You have to be much more precise with Darkstalkers's controls. You have to press the buttons, as Daft Punk says, "Harder, Better, Faster, Stronger." You sometimes have to press with the kind of controller mashing force that leaves your PSP buttons limp and exhausted. And they don't always bounce back from that kind of treatment..
Capcom tries to mitigate this problem by offering the option of a simplified control scheme: The 6-button layout can be reduced to 4-buttons, and most special moves can be executed by combining a single direction and button. While this does simplify the controls, it also simplifies the game, and for even the remotest 2D fighting enthusiast, it is no longer Darkstalkers, but Darkstalkers Lite (Litestalkers?). And who wants that? Gamers have their pride.

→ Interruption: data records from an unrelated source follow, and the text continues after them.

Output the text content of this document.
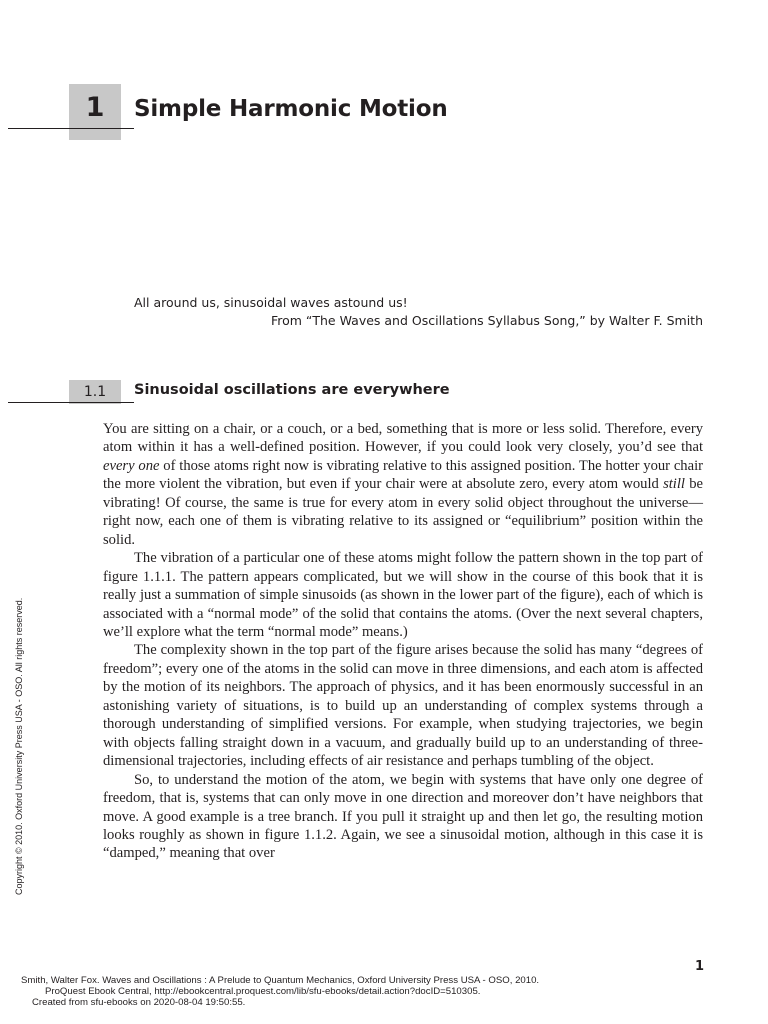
1	Simple Harmonic Motion
All around us, sinusoidal waves astound us!
From “The Waves and Oscillations Syllabus Song,” by Walter F. Smith
1.1	Sinusoidal oscillations are everywhere

You are sitting on a chair, or a couch, or a bed, something that is more or less solid. Therefore, every atom within it has a well-defined position. However, if you could look very closely, you’d see that every one of those atoms right now is vibrating relative to this assigned position. The hotter your chair the more violent the vibration, but even if your chair were at absolute zero, every atom would still be vibrating! Of course, the same is true for every atom in every solid object throughout the universe—right now, each one of them is vibrating relative to its assigned or “equilibrium” position within the solid.

The vibration of a particular one of these atoms might follow the pattern shown in the top part of figure 1.1.1. The pattern appears complicated, but we will show in the course of this book that it is really just a summation of simple sinusoids (as shown in the lower part of the figure), each of which is associated with a “normal mode” of the solid that contains the atoms. (Over the next several chapters, we’ll explore what the term “normal mode” means.)

The complexity shown in the top part of the figure arises because the solid has many “degrees of freedom”; every one of the atoms in the solid can move in three dimensions, and each atom is affected by the motion of its neighbors. The approach of physics, and it has been enormously successful in an astonishing variety of situations, is to build up an understanding of complex systems through a thorough understanding of simplified versions. For example, when studying trajectories, we begin with objects falling straight down in a vacuum, and gradually build up to an understanding of three-dimensional trajectories, including effects of air resistance and perhaps tumbling of the object.

So, to understand the motion of the atom, we begin with systems that have only one degree of freedom, that is, systems that can only move in one direction and moreover don’t have neighbors that move. A good example is a tree branch. If you pull it straight up and then let go, the resulting motion looks roughly as shown in figure 1.1.2. Again, we see a sinusoidal motion, although in this case it is “damped,” meaning that over

Copyright © 2010. Oxford University Press USA - OSO. All rights reserved.
1
Smith, Walter Fox. Waves and Oscillations : A Prelude to Quantum Mechanics, Oxford University Press USA - OSO, 2010.
ProQuest Ebook Central, http://ebookcentral.proquest.com/lib/sfu-ebooks/detail.action?docID=510305.
Created from sfu-ebooks on 2020-08-04 19:50:55.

Darkstalkers controls are not a deal-breaker. But they interfere enough to reduce the enjoyment of a PSP Darkstalkers session
That one, very frustrating problem aside, Darkstalkers is still a great and entertaining 2D fighter, and has aged very well over the past decade (the undead are, I suppose, immortal after all). The characters are nicely varied and well-detailed and just plain fun to watch. This game collects--for the first time--all versions of all 18 Darkstalkers from the game's three major instalments. And since the game's fighters are monsters, it provides a more dramatic range of character types and fighting styles than other fighters with only human characters. You have your standard vampires, mummies, and electrically-charged Frankenstein monsters, as well as your less common, werebees, succubi, and bounty hunting Little Red Riding Hoods, each with their own sets of monster-themed martial arts moves. The music and backgrounds complement the action smoothly. And, along with the standard arcade and ad hoc versus modes, the game offers a Tower Mode, where you take 3 selected fighters up the 100-floor Chaos Tower in a mega-survival mode, unlocking Darkstalkers artwork as you climb.
Darkstalkers Chronicles: The Chaos Tower for the PSP does a fine, but not flawless, job at compiling the three instalments of what has always been considered--perhaps unfairly--Capcom's other fighting game. And, if it weren't for the lousy controls, the game might finally have had the chance it deserved to best its Street Fighting cousin.